Et encore soyez sûrs que, s’il avait à choisir, Échalot aimerait mieux faire l’escompte que tuer la femme.

Échalot était la mère ; il aimait d’une tendresse égale Similor et Saladin. Il supportait sans se plaindre la vicieuse inutilité de « l’artiste ; » il était fier de son esprit, de ses grâces, de sa beauté ; il se tenait, comme doit faire toute épouse modèle, dans un état d’infériorité relative ; il avait en outre toutes les modesties de son sexe d’adoption, mais aussi toutes les jalousies, et quand Similor ne se comportait pas bien avec l’enfant, il devenait lionne, ce mouton.

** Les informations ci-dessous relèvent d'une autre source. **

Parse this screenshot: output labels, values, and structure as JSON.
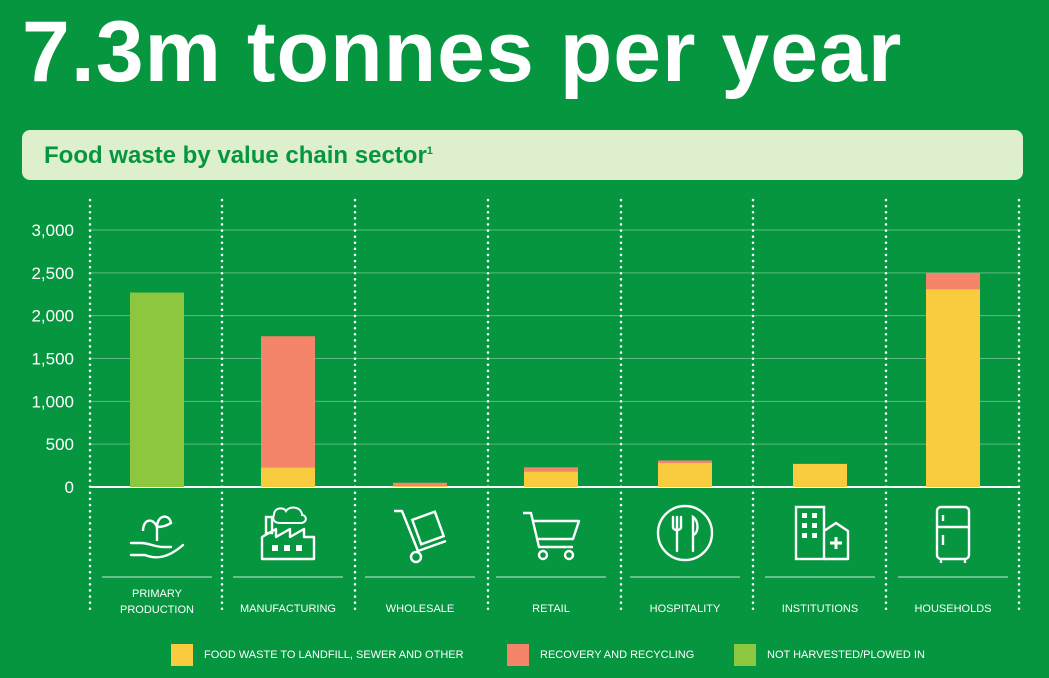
{
  "headline": "7.3m tonnes per year",
  "subtitle": "Food waste by value chain sector",
  "subtitle_note": "1",
  "colors": {
    "background": "#05963F",
    "landfill": "#F9CB3E",
    "recovery": "#F4846A",
    "not_harvested": "#8DC63F",
    "subtitle_bg": "#DDEFCD"
  },
  "icons": [
    "plant-in-hand-icon",
    "factory-icon",
    "hand-truck-icon",
    "shopping-cart-icon",
    "fork-knife-plate-icon",
    "hospital-building-icon",
    "refrigerator-icon"
  ],
  "chart_data": {
    "type": "bar",
    "stacked": true,
    "categories": [
      [
        "PRIMARY",
        "PRODUCTION"
      ],
      [
        "MANUFACTURING"
      ],
      [
        "WHOLESALE"
      ],
      [
        "RETAIL"
      ],
      [
        "HOSPITALITY"
      ],
      [
        "INSTITUTIONS"
      ],
      [
        "HOUSEHOLDS"
      ]
    ],
    "series": [
      {
        "name": "FOOD WASTE TO LANDFILL, SEWER AND OTHER",
        "color": "#F9CB3E",
        "values": [
          0,
          230,
          10,
          180,
          280,
          270,
          2310
        ]
      },
      {
        "name": "RECOVERY AND RECYCLING",
        "color": "#F4846A",
        "values": [
          0,
          1530,
          40,
          50,
          30,
          0,
          190
        ]
      },
      {
        "name": "NOT HARVESTED/PLOWED IN",
        "color": "#8DC63F",
        "values": [
          2270,
          0,
          0,
          0,
          0,
          0,
          0
        ]
      }
    ],
    "ylim": [
      0,
      3000
    ],
    "yticks": [
      "3,000",
      "2,500",
      "2,000",
      "1,500",
      "1,000",
      "500",
      "0"
    ],
    "grid": true,
    "legend": "bottom"
  }
}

Similor mit son chapeau gris de travers sur ses cheveux plats et dit :

« Je vas faire un tour aux queues, car il faut toujours que je me démanche, moi, pendant que tu te dorlotes avec le petit.

— C’est vrai, que je la passe douce ! » murmura Échalot avec une petite pointe d’amertume.

L’ancien maître de danse haussa les épaules et se dirigea vers la porte en mordillant un bout de cigare qu’il ne pouvait plus allumer.

« Amédée, dit Échalot, si tu trouves quelque chose aux queues, rapporte un sou de lait, au nom de tout ce qu’il y a de sacré, bonhomme ! Saladin a besoin. Et viens l’embrasser avant de partir, car le baiser d’un père est un baume pour son enfant ! »

Similor s’approcha de mauvaise grâce et mit ses lèvres barbues sur le front terreux de l’enfant qui hurla, piqué par les rudes poils de cette brosse.

« Vilain oiseau ! » grommela-t-il.

Les larmes vinrent aux yeux d’Échalot, qui prit Saladin dans ses bras et le berça.